Ma nell'universo del capitalismo finanziario crescono anche gli “occupati” non retribuiti, quanti , spesso senza volerlo, contribuiscono a costruire il mercato attraverso la loro partecipazione ai social network, la partecipazione ai sondaggi, fornendo dati che poi vengono studiati e rielaborati, un esercito di riserva ignaro di come venga utilizzato il suo tempo, che in altri contesti presta lavoro semigratuito o volontariato, tutti in ogni caso concorrono alla produzione di ricchezza e da qui scattuisce la rivendicazione del reddito di cittadinanza.

Meglio di noi hanno scritto altri (sulla rivista Effimera on line trovate materiale veramente interessante), ci preme ricordare che ancora oggi una riflessione sulle nuove forme di sfruttamento dovrebbe essere fatta di pari passo con l'analisi giuslavorista e con una visione complessiva del progresso tecnologico e del suo uso ai fini della accumulazione capitalistica, non possiamo perdere di vista cosa leghi tra loro le varie riforme del lavoro che hanno preso corpo nei paesi europei fin dal governo social democratico di inizio secolo in Germania da cui è partita quella cultura dei mezzi lavoro e delle tutele crescenti che in Italia ha dato vita al jobs act. Se in Belgio, Germania, Francia, Spagna ed Italia vengono approvati nell'arco di pochi anni leggi sul lavoro guidate dagli stessi principi guida vorrà dire che esiste una governance europea che sta ridisegnando anche la stessa nozione di lavoro e diritto.

La piena occupazione, per tornare alla domanda di prima, non esiste e se un governante ne parla vuol dire che nella sua testa c'è un ambizioso programma, ossia intensificare le forme di sfruttamento e far passare per lavoro cio' che lavoro non è.

La politica degli eventi meriterebbe del resto maggiore attenzione e studi interdisciplinari perché in un colpo solo spazia dall'urbanistica alle relazioni sociali fino al diritto del lavoro.

Ora si tratta di capire se vogliamo smontare questo programma reazionario o se invece preferiamo adeguare la nostra lettura della realtà a celebrare una conquista (quella del reddito) che poi è frutto di un compromesso sociale.

Non pensiamo che si possa apocalitticamente definire superata e archiviata la vecchia dicotomia tra lavoro e non lavoro, il reddito di cittadinanza diventa una sorta di nuovo compromesso socialdemocratico non piu' all'ombra dello stato, merce di scambio che definire riappropriazione di ricchezza negata ci pare fin troppo ardito.
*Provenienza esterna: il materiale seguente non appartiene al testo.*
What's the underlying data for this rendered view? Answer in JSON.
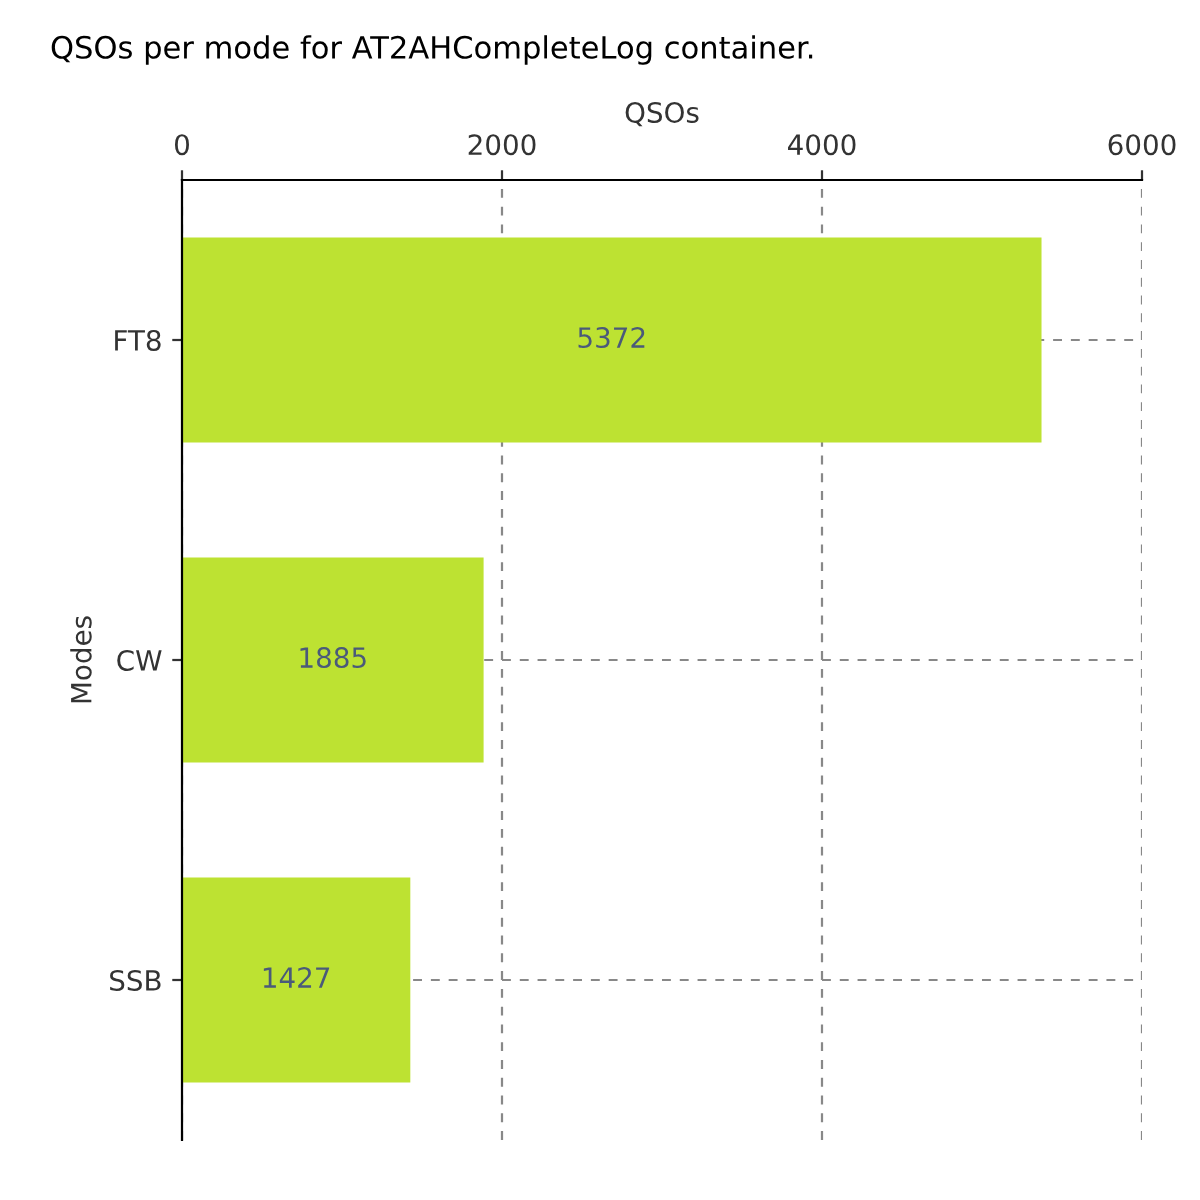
{
  "chart_data": {
    "type": "bar",
    "orientation": "horizontal",
    "title": "QSOs per mode for AT2AHCompleteLog container.",
    "xlabel": "QSOs",
    "ylabel": "Modes",
    "categories": [
      "FT8",
      "CW",
      "SSB"
    ],
    "values": [
      5372,
      1885,
      1427
    ],
    "color": "#bde232",
    "xlim": [
      0,
      6000
    ],
    "xticks": [
      0,
      2000,
      4000,
      6000
    ],
    "grid": true,
    "data_labels": true
  }
}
Piuttosto il reddito puo' diventare la tacita ammissione che un rovesciamento in senso socialista della realtà non è all'orizzonte e al suo posto nascono teorie "in comune" per riprendersi una piccola parte delle ricchezze che da 30 anni vanno a solo beneficio del capitale, una piccola riappropriazione che fa cantare vittoria ma potrebbe presto dimostrarsi come supina accettazione di forme di sfruttamento sempre piu' intensivo del capitale.

Ovviamente per noi ben venga il reddito di cittadinanza ma non vorremmo trasformare il nuovo compromesso sociale in conquista rivoluzionaria condita con parole e concetti "cognitivi" oscuri ai più e a mo' di giustificazione teorica di quel cognitivo compromesso che un tempo avremmo definito con altre parole: riformista e social democratico.